Parents want their students to succeed in college. This is a simple yet loaded sentence. How each family defines success is as individual as each student. With this in mind, we lay out the college discovery process with three pillars to consider: academic fit, personal fit, and affordability. Ultimately, we come back to these same considerations at decision time and recheck how they relate to the family’s goals and definition of success.
In the SFC college-bound process, we recognize each stakeholder has a role: student, parents, SFC advisors, school counselors and teachers. With students front and center, we often hear from parents wanting to know how they can best support their student throughout this process and into their college years.
In a conversation with Adele Horwitz, senior advisor at SFC and former high school guidance counselor, we discussed the all-important role parents play in their college-bound teenagers’ life. Having been a school counselor, college advisor, and mom, she brings a unique perspective to the conversation. We focused on four ways in which parents can support their students in this process.
Many parents feel their high schooler isn’t listening to them. Despite the appearance of boredom with half-attentive glances and eye rolls, they are listening. Parents matter. Your child may never give you the satisfaction of acknowledging your influence, but what you say and do matters.
Every family makes their choice about whether to discuss finances with their student or not, but we believe having some knowledge of what college costs benefits students. Not knowing whether college is affordable for their family is stressful and this concern is often expressed as we build a list of colleges. Rather than a “don’t worry about it” comment from parents, it actually helps students if they have some skin in the game, whether that’s in the form of contributing their own money earned from a summer job, earning good grades as “their job,” or just learning what a college budget looks like. Knowing how they contribute to their future financial success is a life lesson.

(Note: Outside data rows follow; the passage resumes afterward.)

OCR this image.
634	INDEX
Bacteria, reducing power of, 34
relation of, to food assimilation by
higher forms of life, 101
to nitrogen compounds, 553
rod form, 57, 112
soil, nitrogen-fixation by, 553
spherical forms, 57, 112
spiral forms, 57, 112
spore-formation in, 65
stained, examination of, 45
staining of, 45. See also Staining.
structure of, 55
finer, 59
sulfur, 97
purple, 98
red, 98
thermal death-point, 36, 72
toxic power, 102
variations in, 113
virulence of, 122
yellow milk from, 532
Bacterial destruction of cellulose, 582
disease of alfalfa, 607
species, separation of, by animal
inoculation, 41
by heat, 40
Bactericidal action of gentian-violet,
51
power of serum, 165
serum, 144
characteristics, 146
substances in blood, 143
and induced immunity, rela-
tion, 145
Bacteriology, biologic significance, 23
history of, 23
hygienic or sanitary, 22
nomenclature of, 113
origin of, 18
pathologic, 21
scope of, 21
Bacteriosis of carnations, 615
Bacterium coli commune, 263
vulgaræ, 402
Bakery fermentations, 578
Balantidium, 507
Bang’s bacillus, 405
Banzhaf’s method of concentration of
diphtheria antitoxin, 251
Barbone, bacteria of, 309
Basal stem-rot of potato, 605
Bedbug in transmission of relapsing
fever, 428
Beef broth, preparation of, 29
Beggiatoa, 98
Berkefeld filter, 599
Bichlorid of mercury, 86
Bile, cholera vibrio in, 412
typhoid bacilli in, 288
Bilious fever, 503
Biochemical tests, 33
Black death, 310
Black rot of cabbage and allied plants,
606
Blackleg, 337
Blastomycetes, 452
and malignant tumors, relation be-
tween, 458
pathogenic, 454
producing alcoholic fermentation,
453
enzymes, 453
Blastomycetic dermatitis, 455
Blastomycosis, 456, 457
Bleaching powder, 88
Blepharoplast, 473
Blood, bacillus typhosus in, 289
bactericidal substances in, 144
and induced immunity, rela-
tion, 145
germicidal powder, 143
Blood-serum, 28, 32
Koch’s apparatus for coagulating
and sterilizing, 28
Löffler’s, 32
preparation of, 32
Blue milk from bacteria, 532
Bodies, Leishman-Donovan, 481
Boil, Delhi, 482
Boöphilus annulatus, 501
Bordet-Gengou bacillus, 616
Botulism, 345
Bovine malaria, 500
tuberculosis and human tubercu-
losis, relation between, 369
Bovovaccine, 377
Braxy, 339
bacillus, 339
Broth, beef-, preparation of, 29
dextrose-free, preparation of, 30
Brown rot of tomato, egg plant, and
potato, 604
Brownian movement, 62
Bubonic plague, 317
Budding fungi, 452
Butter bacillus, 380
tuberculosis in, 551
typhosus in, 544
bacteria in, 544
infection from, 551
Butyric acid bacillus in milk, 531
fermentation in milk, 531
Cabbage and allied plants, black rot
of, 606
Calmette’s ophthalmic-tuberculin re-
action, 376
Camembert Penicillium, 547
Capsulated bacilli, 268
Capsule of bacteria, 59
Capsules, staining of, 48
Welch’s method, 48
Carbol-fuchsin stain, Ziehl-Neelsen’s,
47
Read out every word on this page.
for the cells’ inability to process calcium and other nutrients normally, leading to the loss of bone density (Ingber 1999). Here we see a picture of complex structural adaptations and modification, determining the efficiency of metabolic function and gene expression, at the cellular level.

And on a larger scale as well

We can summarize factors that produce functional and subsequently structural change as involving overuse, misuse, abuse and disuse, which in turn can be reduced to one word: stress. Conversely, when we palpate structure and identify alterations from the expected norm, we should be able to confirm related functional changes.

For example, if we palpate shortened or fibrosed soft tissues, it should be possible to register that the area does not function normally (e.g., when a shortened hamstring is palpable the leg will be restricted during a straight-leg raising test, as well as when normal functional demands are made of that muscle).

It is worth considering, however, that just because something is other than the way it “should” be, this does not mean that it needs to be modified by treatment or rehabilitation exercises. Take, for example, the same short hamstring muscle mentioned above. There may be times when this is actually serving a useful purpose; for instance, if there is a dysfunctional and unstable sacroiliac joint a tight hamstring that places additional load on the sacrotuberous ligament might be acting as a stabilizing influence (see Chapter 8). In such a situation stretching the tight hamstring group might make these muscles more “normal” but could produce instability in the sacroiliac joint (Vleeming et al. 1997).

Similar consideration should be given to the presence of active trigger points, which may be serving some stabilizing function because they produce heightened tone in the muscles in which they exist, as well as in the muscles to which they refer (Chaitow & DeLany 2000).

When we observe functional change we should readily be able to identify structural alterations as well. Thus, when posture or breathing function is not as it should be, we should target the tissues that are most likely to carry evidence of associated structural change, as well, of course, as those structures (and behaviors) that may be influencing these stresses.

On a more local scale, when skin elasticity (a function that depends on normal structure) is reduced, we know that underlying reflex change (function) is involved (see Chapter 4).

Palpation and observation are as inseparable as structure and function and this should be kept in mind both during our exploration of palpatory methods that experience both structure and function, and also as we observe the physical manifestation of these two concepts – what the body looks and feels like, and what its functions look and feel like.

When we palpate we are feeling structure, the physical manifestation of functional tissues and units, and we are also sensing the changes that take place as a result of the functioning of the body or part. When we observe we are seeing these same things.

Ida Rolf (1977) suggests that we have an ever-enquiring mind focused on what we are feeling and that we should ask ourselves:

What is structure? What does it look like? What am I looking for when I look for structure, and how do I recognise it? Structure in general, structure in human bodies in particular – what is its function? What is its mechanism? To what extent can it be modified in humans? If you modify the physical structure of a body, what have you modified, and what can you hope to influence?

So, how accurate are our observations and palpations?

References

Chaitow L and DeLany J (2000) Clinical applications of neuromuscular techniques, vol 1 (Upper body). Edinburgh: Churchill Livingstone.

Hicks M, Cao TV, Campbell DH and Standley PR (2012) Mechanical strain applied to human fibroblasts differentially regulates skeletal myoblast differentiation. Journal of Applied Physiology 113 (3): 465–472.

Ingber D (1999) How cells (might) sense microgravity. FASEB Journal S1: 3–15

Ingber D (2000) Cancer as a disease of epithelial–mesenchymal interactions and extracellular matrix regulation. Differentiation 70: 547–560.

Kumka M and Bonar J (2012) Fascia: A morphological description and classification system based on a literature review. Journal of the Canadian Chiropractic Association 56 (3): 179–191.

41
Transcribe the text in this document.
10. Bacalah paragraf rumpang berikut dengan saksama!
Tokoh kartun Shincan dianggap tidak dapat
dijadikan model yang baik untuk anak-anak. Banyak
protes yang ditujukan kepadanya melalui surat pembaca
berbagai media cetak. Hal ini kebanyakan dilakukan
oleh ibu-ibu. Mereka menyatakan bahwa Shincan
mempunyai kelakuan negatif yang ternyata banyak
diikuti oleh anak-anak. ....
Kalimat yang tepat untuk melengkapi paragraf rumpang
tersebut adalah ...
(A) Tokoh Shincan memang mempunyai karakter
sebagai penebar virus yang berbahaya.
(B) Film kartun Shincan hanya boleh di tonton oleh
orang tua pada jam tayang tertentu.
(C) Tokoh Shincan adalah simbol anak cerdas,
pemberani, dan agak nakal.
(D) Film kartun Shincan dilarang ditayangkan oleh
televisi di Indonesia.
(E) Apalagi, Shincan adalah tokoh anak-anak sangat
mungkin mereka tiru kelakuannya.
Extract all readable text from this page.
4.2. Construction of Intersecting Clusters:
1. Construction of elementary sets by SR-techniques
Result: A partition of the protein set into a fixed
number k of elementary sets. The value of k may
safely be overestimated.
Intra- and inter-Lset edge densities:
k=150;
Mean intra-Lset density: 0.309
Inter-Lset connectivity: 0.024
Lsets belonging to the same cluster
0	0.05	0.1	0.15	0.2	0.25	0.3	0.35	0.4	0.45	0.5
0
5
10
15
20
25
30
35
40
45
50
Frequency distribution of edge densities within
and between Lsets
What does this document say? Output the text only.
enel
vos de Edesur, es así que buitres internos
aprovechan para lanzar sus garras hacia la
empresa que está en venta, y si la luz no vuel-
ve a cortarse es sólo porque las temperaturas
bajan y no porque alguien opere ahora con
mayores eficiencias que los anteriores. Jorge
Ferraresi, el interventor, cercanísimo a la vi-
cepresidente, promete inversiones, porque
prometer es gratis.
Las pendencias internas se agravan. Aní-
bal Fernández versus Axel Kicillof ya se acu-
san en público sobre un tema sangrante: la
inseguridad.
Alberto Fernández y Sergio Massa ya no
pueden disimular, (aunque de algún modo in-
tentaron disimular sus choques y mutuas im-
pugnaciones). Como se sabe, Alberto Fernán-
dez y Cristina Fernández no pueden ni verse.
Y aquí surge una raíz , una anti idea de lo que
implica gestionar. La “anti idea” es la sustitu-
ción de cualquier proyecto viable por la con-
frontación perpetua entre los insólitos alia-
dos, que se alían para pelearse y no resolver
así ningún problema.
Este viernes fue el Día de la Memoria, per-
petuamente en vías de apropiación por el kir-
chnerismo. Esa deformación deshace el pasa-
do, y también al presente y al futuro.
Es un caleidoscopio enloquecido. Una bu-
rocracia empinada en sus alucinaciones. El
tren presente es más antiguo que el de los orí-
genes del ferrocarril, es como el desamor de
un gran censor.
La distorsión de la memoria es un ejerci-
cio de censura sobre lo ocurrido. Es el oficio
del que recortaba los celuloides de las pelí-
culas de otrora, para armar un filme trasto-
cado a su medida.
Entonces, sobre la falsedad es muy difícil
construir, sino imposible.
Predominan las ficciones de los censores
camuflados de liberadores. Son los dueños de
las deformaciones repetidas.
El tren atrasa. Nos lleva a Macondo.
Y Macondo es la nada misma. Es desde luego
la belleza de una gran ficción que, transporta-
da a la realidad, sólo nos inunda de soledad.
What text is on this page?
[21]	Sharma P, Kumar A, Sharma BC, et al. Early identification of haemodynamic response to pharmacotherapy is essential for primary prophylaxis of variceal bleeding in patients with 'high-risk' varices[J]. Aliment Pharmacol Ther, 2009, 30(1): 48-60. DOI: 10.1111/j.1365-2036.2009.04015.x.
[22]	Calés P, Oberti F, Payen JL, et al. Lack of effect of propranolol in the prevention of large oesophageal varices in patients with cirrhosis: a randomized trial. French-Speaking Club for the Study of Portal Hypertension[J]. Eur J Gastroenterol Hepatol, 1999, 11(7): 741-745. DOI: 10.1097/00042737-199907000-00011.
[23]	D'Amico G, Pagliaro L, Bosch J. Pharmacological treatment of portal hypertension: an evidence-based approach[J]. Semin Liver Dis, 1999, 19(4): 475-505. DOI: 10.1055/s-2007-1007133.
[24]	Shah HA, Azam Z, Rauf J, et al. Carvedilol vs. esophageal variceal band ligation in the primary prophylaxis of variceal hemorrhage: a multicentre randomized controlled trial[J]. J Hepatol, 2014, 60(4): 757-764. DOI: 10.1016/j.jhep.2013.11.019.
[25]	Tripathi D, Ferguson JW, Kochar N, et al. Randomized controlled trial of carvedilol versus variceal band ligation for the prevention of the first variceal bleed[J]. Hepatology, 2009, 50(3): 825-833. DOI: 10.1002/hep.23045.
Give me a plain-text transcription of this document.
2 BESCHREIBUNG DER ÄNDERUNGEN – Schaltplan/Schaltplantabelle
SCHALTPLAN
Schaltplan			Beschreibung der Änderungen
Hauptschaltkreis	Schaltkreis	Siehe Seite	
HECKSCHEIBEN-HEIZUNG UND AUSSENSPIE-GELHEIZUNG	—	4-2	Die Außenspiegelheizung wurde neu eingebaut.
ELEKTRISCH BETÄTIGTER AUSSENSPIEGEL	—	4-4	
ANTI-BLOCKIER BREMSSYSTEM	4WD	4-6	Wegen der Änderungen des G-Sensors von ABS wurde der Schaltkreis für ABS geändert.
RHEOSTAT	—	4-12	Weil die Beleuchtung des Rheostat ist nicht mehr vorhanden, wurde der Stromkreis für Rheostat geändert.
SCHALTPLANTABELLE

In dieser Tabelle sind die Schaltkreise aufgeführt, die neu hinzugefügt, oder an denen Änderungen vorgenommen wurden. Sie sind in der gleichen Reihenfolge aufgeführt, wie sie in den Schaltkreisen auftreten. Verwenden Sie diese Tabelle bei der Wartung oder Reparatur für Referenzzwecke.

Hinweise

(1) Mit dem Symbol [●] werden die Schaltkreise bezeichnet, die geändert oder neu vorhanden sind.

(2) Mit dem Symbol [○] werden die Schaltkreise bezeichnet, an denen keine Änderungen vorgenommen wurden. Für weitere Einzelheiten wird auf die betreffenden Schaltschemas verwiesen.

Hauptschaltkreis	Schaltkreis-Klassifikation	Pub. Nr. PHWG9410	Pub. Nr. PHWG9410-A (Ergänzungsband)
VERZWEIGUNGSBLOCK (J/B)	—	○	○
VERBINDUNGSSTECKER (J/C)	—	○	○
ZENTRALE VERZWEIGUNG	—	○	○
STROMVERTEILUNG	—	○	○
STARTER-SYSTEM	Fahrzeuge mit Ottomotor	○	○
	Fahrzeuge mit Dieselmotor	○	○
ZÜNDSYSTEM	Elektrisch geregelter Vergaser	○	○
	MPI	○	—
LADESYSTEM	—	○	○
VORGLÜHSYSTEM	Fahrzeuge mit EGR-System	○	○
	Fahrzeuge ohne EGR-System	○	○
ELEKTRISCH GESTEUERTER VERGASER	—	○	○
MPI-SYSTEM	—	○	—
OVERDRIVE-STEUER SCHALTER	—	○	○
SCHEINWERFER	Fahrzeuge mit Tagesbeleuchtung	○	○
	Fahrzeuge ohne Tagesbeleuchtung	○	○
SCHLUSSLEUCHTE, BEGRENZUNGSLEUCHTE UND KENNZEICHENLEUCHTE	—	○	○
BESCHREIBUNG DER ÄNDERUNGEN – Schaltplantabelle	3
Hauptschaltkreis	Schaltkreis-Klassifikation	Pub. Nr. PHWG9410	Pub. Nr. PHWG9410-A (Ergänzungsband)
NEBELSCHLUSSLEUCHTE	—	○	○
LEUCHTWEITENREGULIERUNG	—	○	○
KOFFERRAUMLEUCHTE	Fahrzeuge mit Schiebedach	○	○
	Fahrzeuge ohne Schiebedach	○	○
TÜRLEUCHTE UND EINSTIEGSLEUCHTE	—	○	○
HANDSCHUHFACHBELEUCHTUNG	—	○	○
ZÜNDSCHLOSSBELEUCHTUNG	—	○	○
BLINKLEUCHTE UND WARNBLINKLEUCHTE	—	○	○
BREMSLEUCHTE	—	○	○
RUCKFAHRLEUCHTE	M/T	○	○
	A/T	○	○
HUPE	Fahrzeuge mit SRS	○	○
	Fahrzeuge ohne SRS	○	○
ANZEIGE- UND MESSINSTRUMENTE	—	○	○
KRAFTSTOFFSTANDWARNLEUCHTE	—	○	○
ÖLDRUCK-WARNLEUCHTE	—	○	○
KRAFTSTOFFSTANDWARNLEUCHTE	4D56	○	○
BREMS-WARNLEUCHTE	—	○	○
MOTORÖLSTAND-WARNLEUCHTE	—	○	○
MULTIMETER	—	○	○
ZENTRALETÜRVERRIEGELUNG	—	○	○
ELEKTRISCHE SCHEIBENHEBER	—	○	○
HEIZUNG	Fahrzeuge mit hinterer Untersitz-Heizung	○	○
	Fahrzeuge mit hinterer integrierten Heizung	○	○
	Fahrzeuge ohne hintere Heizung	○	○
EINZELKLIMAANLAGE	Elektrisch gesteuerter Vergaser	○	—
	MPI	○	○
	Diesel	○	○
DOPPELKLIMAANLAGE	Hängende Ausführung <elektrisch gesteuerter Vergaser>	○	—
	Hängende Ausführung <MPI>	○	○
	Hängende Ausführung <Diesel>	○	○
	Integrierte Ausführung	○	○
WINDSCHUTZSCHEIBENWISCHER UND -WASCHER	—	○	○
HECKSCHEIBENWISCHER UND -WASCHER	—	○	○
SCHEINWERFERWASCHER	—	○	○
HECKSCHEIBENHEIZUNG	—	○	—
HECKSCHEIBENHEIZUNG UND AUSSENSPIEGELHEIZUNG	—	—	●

Agency is defined as being able to make choices and decisions to influence events and have an impact on one’s world. This is crucial for students leaving home as they learn to fend for themselves in their entirely new life. If their personal decision-making power is cultivated while they are still under parental care, they do so with a safety net and can learn by trial and error. This builds confidence. Encourage students to contact colleges on their own. Admissions officers are used to working with high schoolers and it’s a great way to build confidence in their communication skills.
Allow for Small Failures
The real world isn’t one that always has soft landings—being able to pick oneself up, dust off the dirt and step forward is defined in one word: resilience. Resilience is one of the most important skills that future employers look for and is a crucial component to success in college. The high school years are a safe time to make mistakes and recover while the stakes are not as high. A series of small failures and subsequent recoveries can make major failures in the future easier to deal with, and may even prevent them from happening. Most meetings with your SFC team happen with just the advisor and the student. This keeps the student in the driver’s seat. Trust that the advisor will reach out as necessary if plans get off track, and always at major milestones.
Let Them Define Their Success
As parents, we see the world through our own experiences. Your child trusts you because you’ve spent time teaching them your values and many of life’s lessons. Now it’s time to trust them. Letting students set their own sights, create their own goals, and define their own success will help them make good choices and feel happy with their decisions. Successful students are usually the ones who have been encouraged to be independent. Your values and perspectives will always play a role in your child’s outlook and future success. But there is nothing more empowering for a young person than to feel they have gotten there through their own efforts.